Pragmatics

Neither my webmaster nor I can find the blogs I claim to have written about the work my friends and I have been doing on the language of the law (Forensic Linguistics) and the language of medicine, so I shall leave them for the moment and consider our current preoccupation, which is pragmatics.

We made a wise decision to work through a workbook on the subject.* Many of insights we are familiar with (e.g. speech act theory) but we have no systematic knowledge of the area.

The first distinction we had to make was that between semantics and pragmatics. Briefly, semantics deals with the meanings encoded in the language system itself; pragmatics describes the use of language in making meanings in the world.
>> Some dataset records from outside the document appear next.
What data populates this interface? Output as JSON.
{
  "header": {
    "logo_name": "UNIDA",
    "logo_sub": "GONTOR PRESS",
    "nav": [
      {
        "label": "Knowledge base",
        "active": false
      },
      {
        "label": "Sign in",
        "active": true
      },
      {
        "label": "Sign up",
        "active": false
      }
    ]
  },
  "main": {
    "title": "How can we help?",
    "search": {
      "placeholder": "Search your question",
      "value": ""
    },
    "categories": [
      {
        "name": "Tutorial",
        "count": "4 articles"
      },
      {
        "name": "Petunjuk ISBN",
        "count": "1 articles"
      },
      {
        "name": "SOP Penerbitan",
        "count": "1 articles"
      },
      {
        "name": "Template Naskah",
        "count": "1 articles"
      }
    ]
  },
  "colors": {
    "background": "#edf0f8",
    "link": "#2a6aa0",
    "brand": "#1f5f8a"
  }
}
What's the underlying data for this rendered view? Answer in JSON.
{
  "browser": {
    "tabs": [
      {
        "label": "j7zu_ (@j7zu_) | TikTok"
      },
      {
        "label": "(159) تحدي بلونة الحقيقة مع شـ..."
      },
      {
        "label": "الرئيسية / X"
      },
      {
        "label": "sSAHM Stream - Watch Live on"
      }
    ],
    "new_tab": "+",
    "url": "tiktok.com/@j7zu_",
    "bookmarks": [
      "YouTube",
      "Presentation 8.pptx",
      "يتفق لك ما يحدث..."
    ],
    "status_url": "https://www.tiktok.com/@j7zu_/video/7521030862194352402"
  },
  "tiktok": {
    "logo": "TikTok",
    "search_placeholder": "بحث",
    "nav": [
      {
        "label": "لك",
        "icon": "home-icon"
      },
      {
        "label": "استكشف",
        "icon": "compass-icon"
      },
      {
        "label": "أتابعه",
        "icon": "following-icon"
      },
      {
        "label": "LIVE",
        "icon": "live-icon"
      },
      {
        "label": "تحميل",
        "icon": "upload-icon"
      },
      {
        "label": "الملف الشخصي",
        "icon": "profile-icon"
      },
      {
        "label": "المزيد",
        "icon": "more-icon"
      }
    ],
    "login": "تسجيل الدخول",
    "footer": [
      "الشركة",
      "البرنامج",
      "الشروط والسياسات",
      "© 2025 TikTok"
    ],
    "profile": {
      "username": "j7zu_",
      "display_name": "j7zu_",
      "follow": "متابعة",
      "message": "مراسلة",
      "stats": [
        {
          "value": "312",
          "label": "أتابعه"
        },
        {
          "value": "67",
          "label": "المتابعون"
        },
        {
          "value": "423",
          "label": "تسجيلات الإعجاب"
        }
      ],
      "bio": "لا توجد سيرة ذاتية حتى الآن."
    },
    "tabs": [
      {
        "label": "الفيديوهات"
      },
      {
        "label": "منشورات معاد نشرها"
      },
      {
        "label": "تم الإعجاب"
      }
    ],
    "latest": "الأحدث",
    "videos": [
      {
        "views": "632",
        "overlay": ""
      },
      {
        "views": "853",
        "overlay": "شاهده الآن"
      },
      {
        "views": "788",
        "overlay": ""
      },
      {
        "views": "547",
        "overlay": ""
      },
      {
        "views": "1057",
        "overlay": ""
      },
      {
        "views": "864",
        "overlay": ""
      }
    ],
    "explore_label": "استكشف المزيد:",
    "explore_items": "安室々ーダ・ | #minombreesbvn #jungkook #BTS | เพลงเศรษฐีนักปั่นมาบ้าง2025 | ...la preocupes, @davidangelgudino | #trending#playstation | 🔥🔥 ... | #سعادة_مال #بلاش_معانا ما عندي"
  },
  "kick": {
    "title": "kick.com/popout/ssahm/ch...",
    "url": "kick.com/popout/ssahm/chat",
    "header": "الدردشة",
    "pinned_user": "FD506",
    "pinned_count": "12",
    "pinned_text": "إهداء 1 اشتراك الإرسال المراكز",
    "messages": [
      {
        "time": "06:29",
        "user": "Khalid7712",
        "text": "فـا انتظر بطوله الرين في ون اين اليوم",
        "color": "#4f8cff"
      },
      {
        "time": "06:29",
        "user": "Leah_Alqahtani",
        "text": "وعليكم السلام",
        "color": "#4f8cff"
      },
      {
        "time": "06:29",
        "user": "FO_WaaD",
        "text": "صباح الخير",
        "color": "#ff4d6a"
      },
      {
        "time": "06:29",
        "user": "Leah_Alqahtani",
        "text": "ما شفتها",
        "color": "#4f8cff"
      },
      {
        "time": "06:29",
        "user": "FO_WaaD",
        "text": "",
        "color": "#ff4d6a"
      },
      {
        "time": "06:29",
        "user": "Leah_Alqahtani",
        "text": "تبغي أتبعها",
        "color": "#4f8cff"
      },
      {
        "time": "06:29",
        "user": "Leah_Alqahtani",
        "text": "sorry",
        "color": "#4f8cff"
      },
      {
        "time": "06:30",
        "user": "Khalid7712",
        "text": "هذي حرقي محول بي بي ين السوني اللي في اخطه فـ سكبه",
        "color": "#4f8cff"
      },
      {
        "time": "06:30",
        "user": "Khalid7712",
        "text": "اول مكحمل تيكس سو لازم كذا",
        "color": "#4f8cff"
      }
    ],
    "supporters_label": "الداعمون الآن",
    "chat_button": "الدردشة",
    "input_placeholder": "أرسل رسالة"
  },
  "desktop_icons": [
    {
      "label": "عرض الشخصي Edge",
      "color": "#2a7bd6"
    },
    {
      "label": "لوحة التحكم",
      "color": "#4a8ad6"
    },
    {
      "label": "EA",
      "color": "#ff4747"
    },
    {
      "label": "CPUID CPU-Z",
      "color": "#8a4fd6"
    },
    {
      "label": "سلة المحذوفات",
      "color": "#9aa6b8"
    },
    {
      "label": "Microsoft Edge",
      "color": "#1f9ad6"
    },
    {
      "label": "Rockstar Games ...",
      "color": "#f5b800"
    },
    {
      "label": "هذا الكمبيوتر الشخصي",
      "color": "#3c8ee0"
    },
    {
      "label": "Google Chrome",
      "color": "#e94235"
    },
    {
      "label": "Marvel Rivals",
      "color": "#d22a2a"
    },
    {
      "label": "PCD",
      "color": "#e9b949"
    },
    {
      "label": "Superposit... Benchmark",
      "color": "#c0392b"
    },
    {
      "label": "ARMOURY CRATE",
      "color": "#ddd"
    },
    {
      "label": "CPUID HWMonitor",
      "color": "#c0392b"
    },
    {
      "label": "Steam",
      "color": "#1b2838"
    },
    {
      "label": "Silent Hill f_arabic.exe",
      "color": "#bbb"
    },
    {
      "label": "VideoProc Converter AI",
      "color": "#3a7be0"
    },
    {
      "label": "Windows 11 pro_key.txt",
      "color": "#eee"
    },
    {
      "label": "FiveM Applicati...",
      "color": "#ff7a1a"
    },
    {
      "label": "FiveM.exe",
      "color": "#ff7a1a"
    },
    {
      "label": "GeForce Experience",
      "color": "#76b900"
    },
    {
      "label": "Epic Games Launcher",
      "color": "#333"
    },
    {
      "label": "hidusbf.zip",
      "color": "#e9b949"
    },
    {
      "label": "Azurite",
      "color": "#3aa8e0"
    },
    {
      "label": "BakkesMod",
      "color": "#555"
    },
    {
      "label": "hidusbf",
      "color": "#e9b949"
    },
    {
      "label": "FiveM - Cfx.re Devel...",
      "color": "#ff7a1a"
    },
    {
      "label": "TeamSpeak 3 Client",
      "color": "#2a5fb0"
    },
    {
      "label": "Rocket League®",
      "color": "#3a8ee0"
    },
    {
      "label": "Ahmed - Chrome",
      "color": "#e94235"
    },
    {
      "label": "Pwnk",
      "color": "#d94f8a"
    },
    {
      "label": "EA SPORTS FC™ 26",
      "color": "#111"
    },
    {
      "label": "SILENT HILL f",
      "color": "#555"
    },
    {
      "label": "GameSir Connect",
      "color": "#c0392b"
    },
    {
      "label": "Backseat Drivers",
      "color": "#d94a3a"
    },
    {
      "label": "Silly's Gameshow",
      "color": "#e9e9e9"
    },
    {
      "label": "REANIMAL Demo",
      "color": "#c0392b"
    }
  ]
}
It came as a surprise to find how little we knew about semantics, considering that it is the most basic element of language study. While linguists have produced coherent description of phonology and grammar, semantics remains a hotchpotch of insights, ancient and modern.

Pragmatics is a comparatively new field of study. It tackles the phenomenon that utterances in the real world depend on non-linguistic knowledge to make sense. For example:

Joan: What are you doing for Christmas?

Pete: Where is Lapland?

Pete’s utterance makes no sense as a reply to Joan’s question, unless you know that Pete has been looking through the travel brochures and is considering a trip to Father Christmas in Lapland. Understanding the dialogue depends on inferences derived from the real world.

Subsequent chapters deal with different kinds of inferences that we all make to construct meanings.